Cursed ‘Hope Diamond’
It was rumored that the cursed ‘Hope Diamond’ was on Titanic; but later found, it was in the possession of a citizen in Washington. Then there was the rumor that a cursed Egyptian mummy, ‘Amen-Ra’ (Ship-wrecker) on board was the reason the ship sank which also proved false. The bottle of Champaign used to Christening the ship did not break at first swing was another big lie, as it was established that the owners did not believe in the custom.
Surprisingly, little is known about Captain John Smith’s actions in the last two hours of the ship’s life. His legendary skills of leadership seem to have left him. He was curiously indecisive and unusually cautious. He was last seen in the bridge having given the final order to abandon the ship. Captain Smith’s wife, Sarah died in a road accident in 1931, his daughter Helen’s husband, Gilbertson died of black water fever. Helen married a second time in 1922, their twin children Simon died in World War ll in 1944, Pricilla, the other died of polio in 1947. Helen’s second husband died in a hunting accident in 1930.

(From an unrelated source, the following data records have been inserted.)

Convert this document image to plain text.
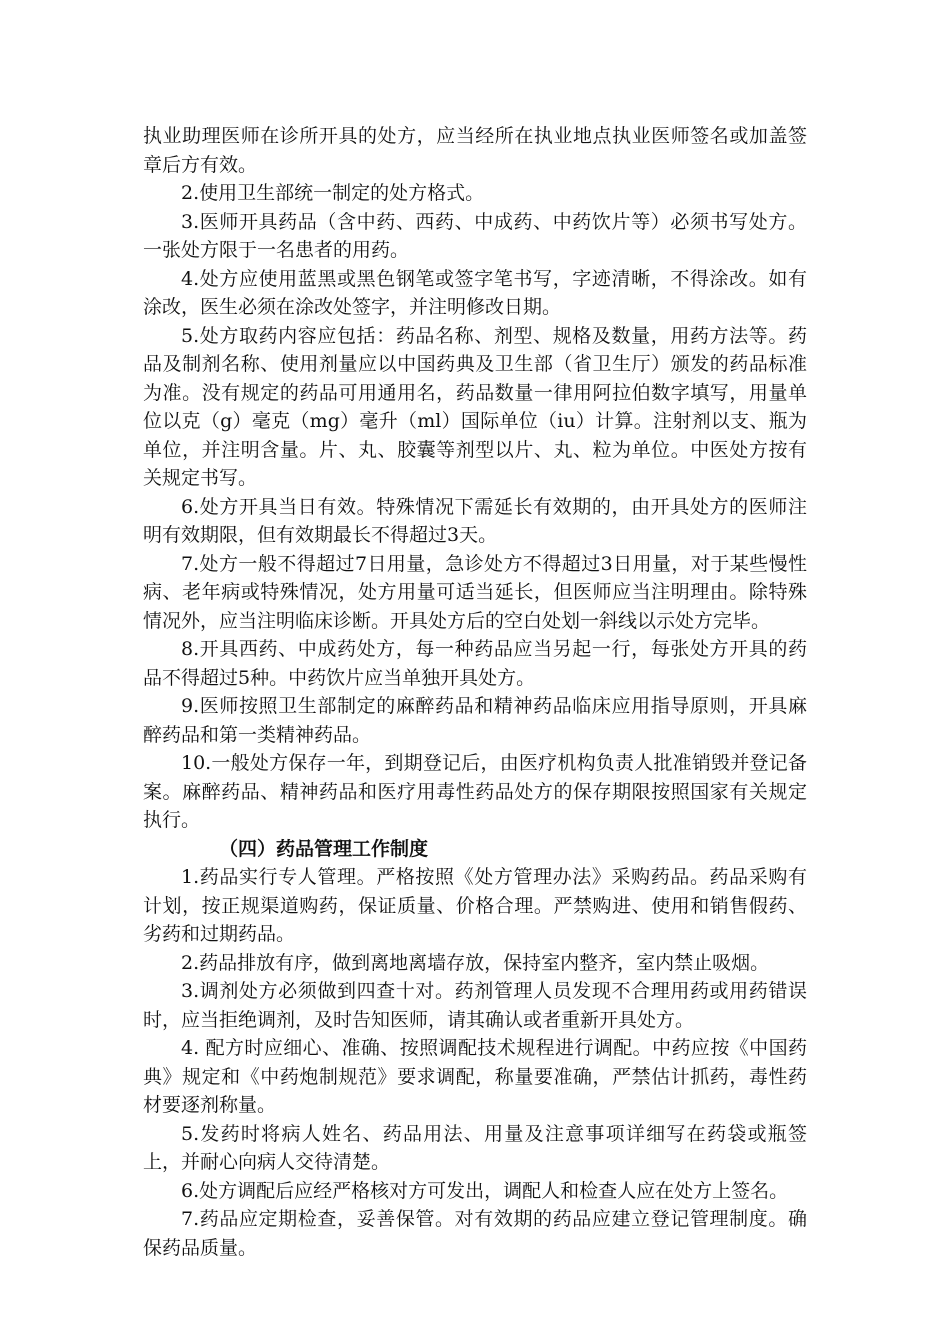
执业助理医师在诊所开具的处方，应当经所在执业地点执业医师签名或加盖签章后方有效。

2.使用卫生部统一制定的处方格式。

3.医师开具药品（含中药、西药、中成药、中药饮片等）必须书写处方。一张处方限于一名患者的用药。

4.处方应使用蓝黑或黑色钢笔或签字笔书写，字迹清晰，不得涂改。如有涂改，医生必须在涂改处签字，并注明修改日期。

5.处方取药内容应包括：药品名称、剂型、规格及数量，用药方法等。药品及制剂名称、使用剂量应以中国药典及卫生部（省卫生厅）颁发的药品标准为准。没有规定的药品可用通用名，药品数量一律用阿拉伯数字填写，用量单位以克（g）毫克（mg）毫升（ml）国际单位（iu）计算。注射剂以支、瓶为单位，并注明含量。片、丸、胶囊等剂型以片、丸、粒为单位。中医处方按有关规定书写。

6.处方开具当日有效。特殊情况下需延长有效期的，由开具处方的医师注明有效期限，但有效期最长不得超过3天。

7.处方一般不得超过7日用量，急诊处方不得超过3日用量，对于某些慢性病、老年病或特殊情况，处方用量可适当延长，但医师应当注明理由。除特殊情况外，应当注明临床诊断。开具处方后的空白处划一斜线以示处方完毕。

8.开具西药、中成药处方，每一种药品应当另起一行，每张处方开具的药品不得超过5种。中药饮片应当单独开具处方。

9.医师按照卫生部制定的麻醉药品和精神药品临床应用指导原则，开具麻醉药品和第一类精神药品。

10.一般处方保存一年，到期登记后，由医疗机构负责人批准销毁并登记备案。麻醉药品、精神药品和医疗用毒性药品处方的保存期限按照国家有关规定执行。

（四）药品管理工作制度

1.药品实行专人管理。严格按照《处方管理办法》采购药品。药品采购有计划，按正规渠道购药，保证质量、价格合理。严禁购进、使用和销售假药、劣药和过期药品。

2.药品排放有序，做到离地离墙存放，保持室内整齐，室内禁止吸烟。

3.调剂处方必须做到四查十对。药剂管理人员发现不合理用药或用药错误时，应当拒绝调剂，及时告知医师，请其确认或者重新开具处方。

4. 配方时应细心、准确、按照调配技术规程进行调配。中药应按《中国药典》规定和《中药炮制规范》要求调配，称量要准确，严禁估计抓药，毒性药材要逐剂称量。

5.发药时将病人姓名、药品用法、用量及注意事项详细写在药袋或瓶签上，并耐心向病人交待清楚。

6.处方调配后应经严格核对方可发出，调配人和检查人应在处方上签名。

7.药品应定期检查，妥善保管。对有效期的药品应建立登记管理制度。确保药品质量。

Around 2.18 am on April 15, (local time 11.07 am) with over 1,500 humans aboard, the ship had risen vertically and began to split between the third and fourth funnels. The first half began its long journey to the bottom two miles below. The other section was filled with hundreds of passengers clutching to what ever they could get their hands on, hoping for a miracle, but that never came.